In a recent newsletter, we wondered why The Nativity Storywas off to such a slow start at the box office. We also expressed concern that Christian moviegoers were unwittingly sending Hollywood a message—that professionally, well-made films like Nativity may not be worth the major studios' efforts, while lesser-quality films—like Facing the Giants and One Night With the King—were enough to satisfy a Christian audience. We received a number of e-mails responding to those points …
I agree that The Nativity Story is a higher quality film than Facing the Giants and One Night With the King, but I thought there were different reasons for the comparatively low opening box office of Nativity. I have the impression that Giants and King benefited from the standard Christian networking promotions of films that practically only Christians will rush out to see—hyping up the churches, radio stations, established fan base, etc. Conversely, The Nativity Story seemed to be not promoted at all! It is as if the studio for Nativity neglected to engage the standard Christian networking, taking for granted that Christians would just show up, without direct promotional involvement, while they also acted as if standard secular media advertisements were not needed or would not be effective.
I think Christians are incredibly busy during December—Christmas plays, extra church services, Christmas parties, dance recitals, Christmas teas, lots of charity work. I would love to go see Nativity, but I am going to have to wait because the calendar is just too full.

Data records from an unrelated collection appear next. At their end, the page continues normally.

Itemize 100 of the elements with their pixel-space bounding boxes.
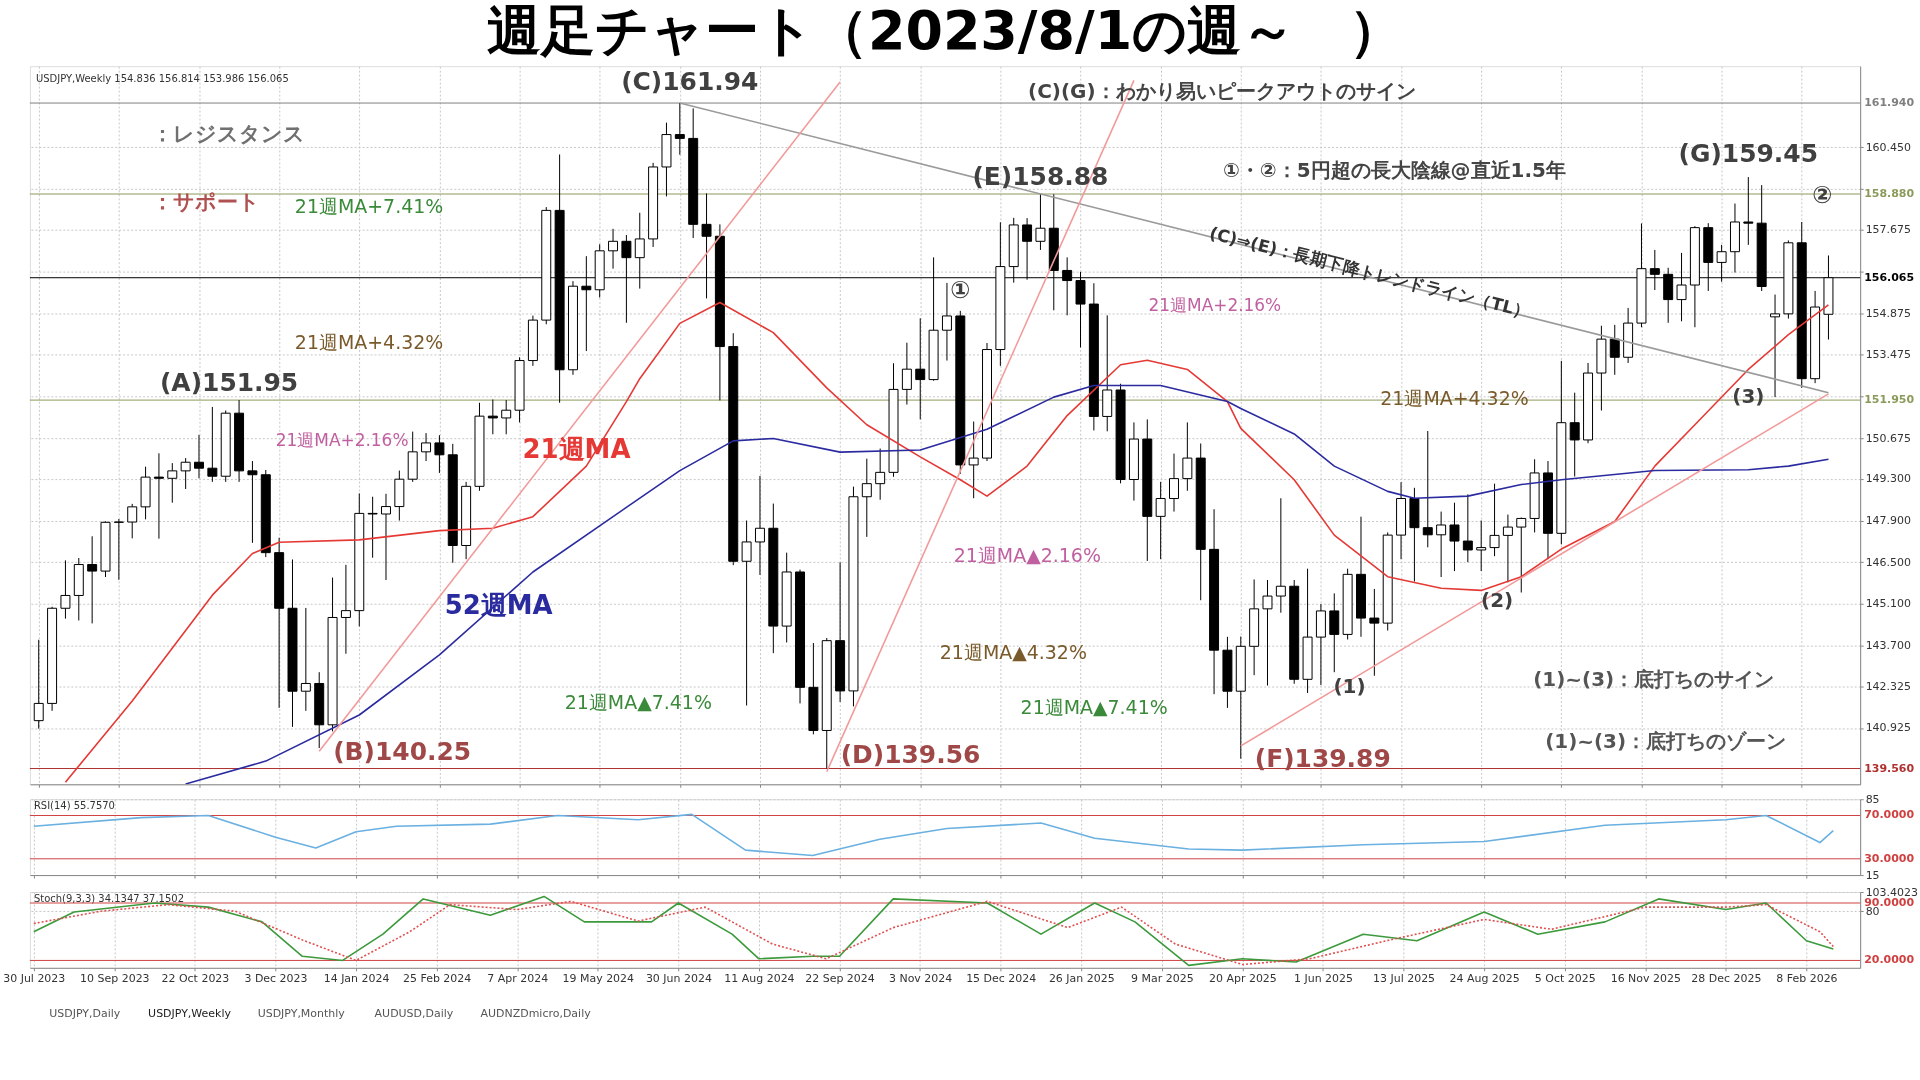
annotation: 21週MA+4.32% — [1380, 387, 1529, 410]
ref-line-label: 20.0000 — [1864, 953, 1915, 967]
x-tick-label: 28 Dec 2025 — [1691, 972, 1762, 986]
annotation: (3) — [1732, 384, 1765, 409]
y-tick-label: 153.475 — [1865, 348, 1912, 362]
candlestick — [194, 434, 204, 479]
y-tick-label: 147.900 — [1865, 514, 1912, 528]
candlestick — [1155, 481, 1166, 560]
candlestick — [367, 496, 378, 559]
candlestick — [487, 399, 498, 435]
candlestick — [1262, 579, 1273, 687]
candlestick — [501, 399, 512, 435]
candlestick — [674, 102, 685, 156]
annotation: ：サポート — [151, 189, 260, 214]
annotation: 21週MA▲7.41% — [564, 691, 712, 714]
annotation: ①・②：5円超の長大陰線@直近1.5年 — [1222, 157, 1566, 182]
x-tick-label: 30 Jul 2023 — [3, 972, 66, 986]
ref-line-label: 156.065 — [1864, 270, 1915, 284]
y-tick-label: 103.4023 — [1865, 885, 1918, 899]
candlestick — [1502, 514, 1513, 583]
annotation: 21週MA▲4.32% — [939, 640, 1087, 663]
annotation: (F)139.89 — [1254, 743, 1391, 773]
candlestick — [1449, 502, 1460, 572]
y-tick-label: 150.675 — [1865, 431, 1912, 445]
annotation: 21週MA+7.41% — [294, 194, 444, 217]
ref-line-label: 151.950 — [1864, 393, 1915, 407]
x-tick-label: 9 Mar 2025 — [1131, 972, 1194, 986]
candlestick — [1609, 324, 1620, 376]
candlestick — [207, 406, 218, 483]
text: AUDUSD,Daily — [374, 1006, 454, 1020]
candlestick — [861, 458, 872, 538]
chart-title: Stoch(9,3,3) 34.1347 37.1502 — [33, 892, 184, 904]
text: USDJPY,Daily — [49, 1006, 121, 1020]
candlestick — [300, 607, 311, 712]
candlestick — [60, 559, 71, 620]
y-tick-label: 15 — [1865, 868, 1880, 882]
candlestick — [127, 503, 138, 539]
x-tick-label: 13 Jul 2025 — [1373, 972, 1436, 986]
annotation: (1)~(3)：底打ちのゾーン — [1545, 729, 1787, 754]
candlestick — [1462, 493, 1473, 563]
annotation: ：レジスタンス — [151, 121, 305, 146]
annotation: (G)159.45 — [1678, 139, 1819, 169]
y-tick-label: 143.700 — [1865, 638, 1912, 652]
candlestick — [915, 317, 926, 420]
ref-line-label: 158.880 — [1864, 187, 1915, 201]
candlestick — [153, 452, 164, 540]
x-tick-label: 25 Feb 2024 — [403, 972, 472, 986]
annotation: (2) — [1481, 587, 1514, 612]
candlestick — [1422, 430, 1433, 548]
candlestick — [968, 421, 979, 499]
annotation: 21週MA▲7.41% — [1020, 696, 1168, 719]
x-tick-label: 10 Sep 2023 — [80, 972, 150, 986]
candlestick — [1569, 392, 1580, 478]
x-tick-label: 3 Nov 2024 — [888, 972, 953, 986]
y-tick-label: 145.100 — [1865, 597, 1912, 611]
annotation: ② — [1812, 180, 1833, 209]
x-tick-label: 15 Dec 2024 — [966, 972, 1037, 986]
y-tick-label: 140.925 — [1865, 721, 1912, 735]
text: USDJPY,Weekly — [148, 1006, 232, 1020]
x-tick-label: 22 Sep 2024 — [805, 972, 875, 986]
chart-title: 週足チャート（2023/8/1の週～ ） — [486, 0, 1404, 63]
annotation: (1)~(3)：底打ちのサイン — [1533, 666, 1775, 691]
candlestick — [167, 462, 178, 504]
y-tick-label: 149.300 — [1865, 472, 1912, 486]
candlestick — [33, 639, 44, 730]
candlestick — [875, 448, 886, 501]
x-tick-label: 5 Oct 2025 — [1534, 972, 1596, 986]
candlestick — [1436, 511, 1447, 578]
candlestick — [1329, 592, 1340, 673]
candlestick — [608, 228, 619, 270]
candlestick — [741, 520, 752, 706]
candlestick — [941, 282, 952, 362]
y-tick-label: 157.675 — [1865, 223, 1912, 237]
annotation: 21週MA+2.16% — [1148, 294, 1282, 315]
x-tick-label: 26 Jan 2025 — [1048, 972, 1115, 986]
x-tick-label: 16 Nov 2025 — [1610, 972, 1681, 986]
annotation: (C)161.94 — [621, 67, 759, 97]
annotation: (C)(G)：わかり易いピークアウトのサイン — [1028, 79, 1416, 104]
x-tick-label: 8 Feb 2026 — [1776, 972, 1838, 986]
candlestick — [340, 564, 351, 655]
candlestick — [1770, 294, 1781, 398]
candlestick — [421, 432, 432, 462]
annotation: (E)158.88 — [972, 162, 1109, 192]
candlestick — [381, 493, 391, 581]
candlestick — [180, 457, 191, 490]
text: USDJPY,Monthly — [257, 1006, 346, 1020]
x-tick-label: 20 Apr 2025 — [1208, 972, 1277, 986]
candlestick — [1489, 483, 1500, 557]
annotation: (A)151.95 — [159, 368, 299, 398]
chart-title: RSI(14) 55.7570 — [33, 800, 115, 812]
y-tick-label: 146.500 — [1865, 555, 1912, 569]
candlestick — [1516, 517, 1527, 593]
x-tick-label: 3 Dec 2023 — [244, 972, 308, 986]
candlestick — [113, 518, 124, 581]
x-tick-label: 30 Jun 2024 — [645, 972, 712, 986]
candlestick — [1743, 176, 1754, 246]
candlestick — [1169, 453, 1179, 513]
y-tick-label: 142.325 — [1865, 679, 1912, 693]
ref-line-label: 70.0000 — [1864, 808, 1915, 822]
y-tick-label: 85 — [1865, 792, 1880, 806]
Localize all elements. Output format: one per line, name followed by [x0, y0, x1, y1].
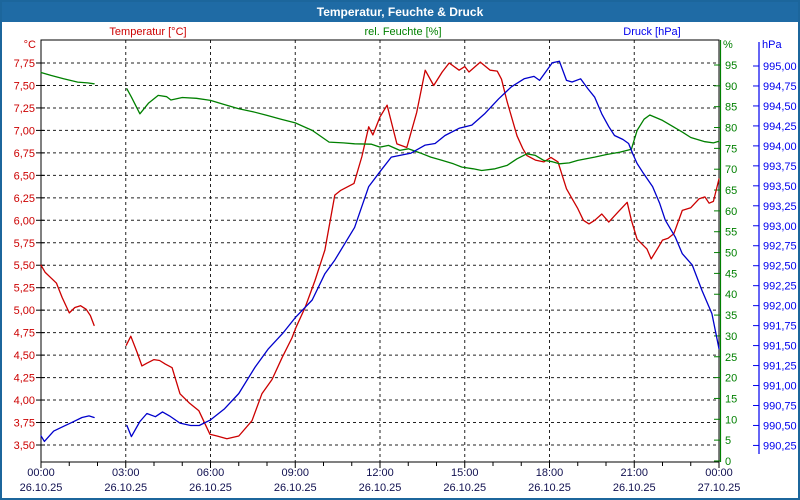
temperature-tick-label: 6,75 [14, 148, 35, 160]
temperature-tick-label: 7,25 [14, 103, 35, 115]
humidity-tick-label: 5 [725, 435, 731, 447]
pressure-tick-label: 994,25 [763, 121, 797, 133]
temperature-tick-label: 5,50 [14, 260, 35, 272]
window-title: Temperatur, Feuchte & Druck [2, 2, 798, 22]
humidity-tick-label: 70 [725, 164, 737, 176]
temperature-tick-label: 5,00 [14, 305, 35, 317]
humidity-tick-label: 85 [725, 102, 737, 114]
temperature-tick-label: 4,25 [14, 373, 35, 385]
humidity-axis-unit: % [723, 39, 733, 51]
pressure-tick-label: 991,00 [763, 381, 797, 393]
humidity-tick-label: 0 [725, 456, 731, 468]
temperature-tick-label: 5,75 [14, 238, 35, 250]
humidity-tick-label: 95 [725, 60, 737, 72]
x-axis-time-label: 03:00 [112, 467, 140, 479]
x-axis-date-label: 26.10.25 [189, 482, 232, 494]
x-axis-date-label: 26.10.25 [20, 482, 63, 494]
temperature-tick-label: 6,50 [14, 170, 35, 182]
pressure-tick-label: 995,00 [763, 61, 797, 73]
temperature-axis-unit: °C [23, 39, 36, 51]
pressure-tick-label: 993,25 [763, 201, 797, 213]
series-rel-feuchte [40, 71, 720, 172]
humidity-tick-label: 90 [725, 81, 737, 93]
pressure-tick-label: 991,75 [763, 321, 797, 333]
legend-humidity: rel. Feuchte [%] [364, 26, 442, 38]
temperature-tick-label: 5,25 [14, 283, 35, 295]
pressure-tick-label: 993,75 [763, 161, 797, 173]
gridlines: 7,75 7,50 7,25 7,00 6,75 6,50 6,25 6,00 5,75 5,50… [14, 40, 719, 462]
pressure-tick-label: 990,50 [763, 420, 797, 432]
x-axis-time-label: 18:00 [536, 467, 564, 479]
pressure-tick-label: 991,25 [763, 361, 797, 373]
pressure-tick-label: 992,00 [763, 301, 797, 313]
humidity-tick-label: 25 [725, 352, 737, 364]
temperature-tick-label: 6,25 [14, 193, 35, 205]
temperature-tick-label: 7,75 [14, 58, 35, 70]
x-axis-date-label: 26.10.25 [443, 482, 486, 494]
humidity-tick-label: 60 [725, 206, 737, 218]
humidity-tick-label: 65 [725, 185, 737, 197]
temperature-tick-label: 4,50 [14, 350, 35, 362]
temperature-tick-label: 6,00 [14, 215, 35, 227]
humidity-tick-label: 30 [725, 331, 737, 343]
x-axis-date-label: 27.10.25 [698, 482, 741, 494]
pressure-tick-label: 992,25 [763, 281, 797, 293]
temperature-tick-label: 3,75 [14, 418, 35, 430]
pressure-tick-label: 992,75 [763, 241, 797, 253]
x-axis-time-label: 06:00 [197, 467, 225, 479]
pressure-tick-label: 990,75 [763, 400, 797, 412]
x-axis-date-label: 26.10.25 [359, 482, 402, 494]
temperature-tick-label: 4,00 [14, 395, 35, 407]
pressure-tick-label: 994,00 [763, 141, 797, 153]
x-axis-time-label: 09:00 [281, 467, 309, 479]
pressure-tick-label: 994,75 [763, 81, 797, 93]
humidity-tick-label: 55 [725, 227, 737, 239]
temperature-tick-label: 7,50 [14, 80, 35, 92]
legend-temperature: Temperatur [°C] [109, 26, 187, 38]
pressure-axis: 995,00 994,75 994,50 994,25 994,00 993,75 993,… [753, 42, 797, 454]
x-axis-time-label: 00:00 [705, 467, 733, 479]
pressure-tick-label: 993,50 [763, 181, 797, 193]
x-axis-date-label: 26.10.25 [528, 482, 571, 494]
pressure-tick-label: 994,50 [763, 101, 797, 113]
humidity-tick-label: 40 [725, 289, 737, 301]
pressure-tick-label: 991,50 [763, 341, 797, 353]
x-axis-date-label: 26.10.25 [104, 482, 147, 494]
temperature-tick-label: 3,50 [14, 440, 35, 452]
x-axis-date-label: 26.10.25 [613, 482, 656, 494]
humidity-tick-label: 75 [725, 143, 737, 155]
series-druck [40, 60, 720, 443]
x-axis-date-label: 26.10.25 [274, 482, 317, 494]
pressure-tick-label: 992,50 [763, 261, 797, 273]
humidity-tick-label: 45 [725, 268, 737, 280]
humidity-tick-label: 15 [725, 393, 737, 405]
x-axis-time-label: 12:00 [366, 467, 394, 479]
humidity-tick-label: 50 [725, 248, 737, 260]
humidity-tick-label: 10 [725, 414, 737, 426]
pressure-axis-unit: hPa [762, 39, 782, 51]
x-axis-time-label: 15:00 [451, 467, 479, 479]
humidity-tick-label: 80 [725, 123, 737, 135]
legend-pressure: Druck [hPa] [623, 26, 681, 38]
x-axis-time-label: 00:00 [27, 467, 55, 479]
x-axis-time-label: 21:00 [620, 467, 648, 479]
temperature-tick-label: 7,00 [14, 125, 35, 137]
pressure-tick-label: 993,00 [763, 221, 797, 233]
humidity-tick-label: 20 [725, 373, 737, 385]
humidity-tick-label: 35 [725, 310, 737, 322]
temperature-tick-label: 4,75 [14, 328, 35, 340]
x-axis: 00:00 26.10.25 03:00 26.10.25 06:00 26.10.25 0… [20, 462, 741, 494]
series-temperatur [40, 61, 720, 440]
pressure-tick-label: 990,25 [763, 440, 797, 452]
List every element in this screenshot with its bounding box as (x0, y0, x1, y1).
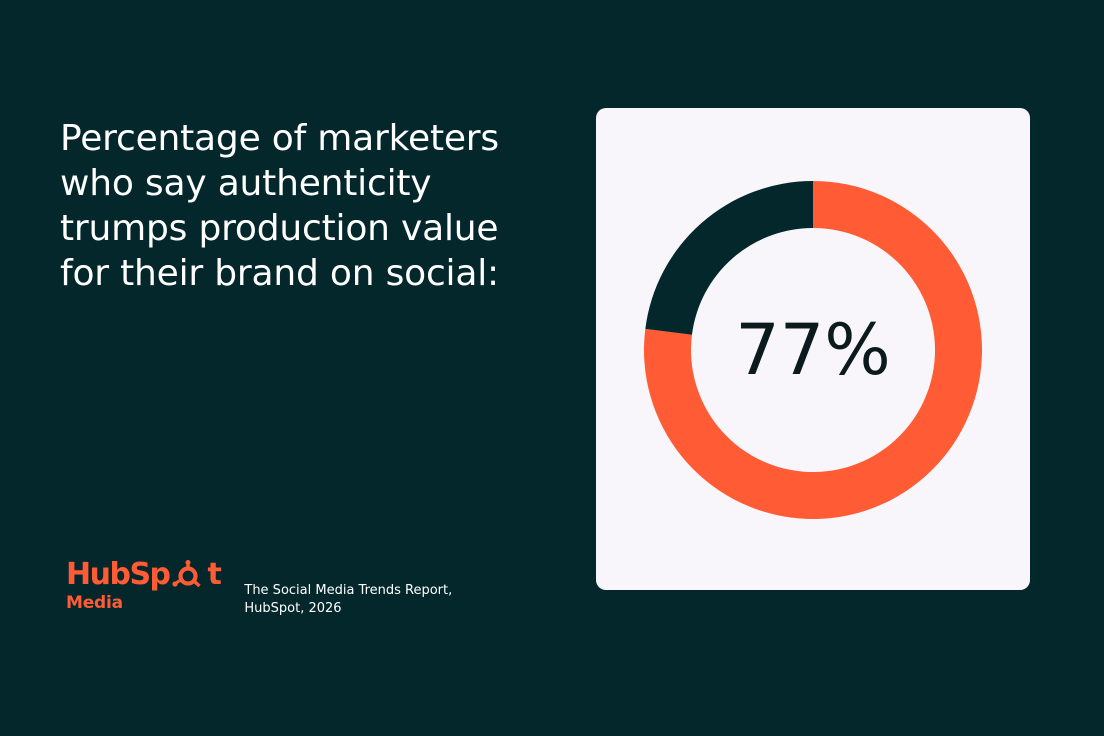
source-line-2: HubSpot, 2026 (244, 601, 342, 616)
chart-card: 77% (596, 108, 1030, 590)
donut-slice-rest (645, 181, 813, 335)
headline: Percentage of marketers who say authenti… (60, 118, 499, 294)
donut-center-label: 77% (735, 309, 891, 391)
source-citation: The Social Media Trends Report, HubSpot,… (244, 582, 464, 618)
sprocket-icon (171, 560, 201, 588)
donut-chart: 77% (644, 181, 982, 519)
logo-sub: Media (66, 593, 123, 613)
source-line-1: The Social Media Trends Report, (244, 583, 453, 598)
logo-wordmark: HubSp t (66, 557, 222, 592)
hubspot-media-logo: HubSp t Media (66, 557, 222, 613)
footer: HubSp t Media The Social Media Trends Re… (66, 560, 464, 618)
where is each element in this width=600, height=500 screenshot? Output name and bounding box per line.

I believe most of the crowd that this movie hoped to interest were previously engaged celebrating the Nativity through very deeply engrained traditions. After all, the story it presents is the one we celebrate with the greatest gusto in churches all over the world—extra choir practices, Sunday school presentations, church outreach, all needing extra work that first weekend of December. We love this story so much, we were all at church celebrating it!
A young, unmarried pregnant actress playing Mary was enough to turn me off this movie.
It may be that people did not appreciate the other "Christian" movies [Facing the Giants and One Night with the King], which leads to the lackluster desire to see more of them.
The Rev. Dr. Bruce R. Roth
I've only heard about the movie through Christianity Today Movies. Otherwise, I would not have known about it.Other Christians I mentioned it to had not heard of it either. I think there is a serious problem with the advertising for this movie.
I think one factor is the timing. It seems like there are more needy families this year than ever in recent memory, and as much as we enjoy going to movies, our small amount of disposable income can be better spent at this time. Maybe we are not unique.
I can tell you what lessens my interest in Nativity: the news that the actress who portrays Mary has become pregnant by her boyfriend. I am embarrassed to see Nativity and tout it as a fine Christian film, since I know the actress is a fornicator. I suspect I'm not the only one with this opinion.
Our congregation is having play practice every weekend and other activities that are very time-consuming. Even though I have not seen the film, as the pastor I have said something about it each week and plan to go the week of Christmas when I have a little more free time.
I agree that it's disappointing that Nativity isn't doing very well. My wife and I thought it was good—not great, but good. I think the movie that it should be compared to is Narnia, not Facing the Giants. I agree that it's a much better film than the latter, and on a similar quality as the former. But one thing that was vastly different was the publicity, and specifically the marketing to the church marketing. While I heard about Narnia about 12 months out, and got involved about 8 months out (as a regional host, etc.), I didn't even know about Nativity until a leadership conference in October. I immediately signed up to have our church help publicize it, to host a pastors' reception, etc. I contacted the company twice about this, but never even received a response (and they had sent out a request for regional help!). For our church, the combination of a lack of familiarity with the actual project, along with some differences in our own Christmas programming and rehearsals, etc. meant that we didn't buy out the theater like we did for Narnia—but I think we would have, and probably others would have too, with more advance notice, more information/exposure, and a better use of churches.
Dave Johnson, Pastor
Kalamazoo Community Church
I think Nativity will do well in the long run. Since Christmas is on a Monday, our church is not having a Christmas Eve service at 7 p.m. like it normally does. So we felt that going to see Nativity would be a wonderful thing to do Christmas Eve. Many other families might be doing the same thing. I don't want to be tied to casting my "vote" only on opening weekend. I don't like overcrowded theaters, and I have a life that I fit movies into, not around them.
Susan E. Savignac
I strongly disagree with you about Facing the Giants. My wife and I thought it was very moving and one of the best movies we have seen this year. It dealt with real issues and the answers were in the nature of what many of us have experienced.I would recommend the film to almost anybody.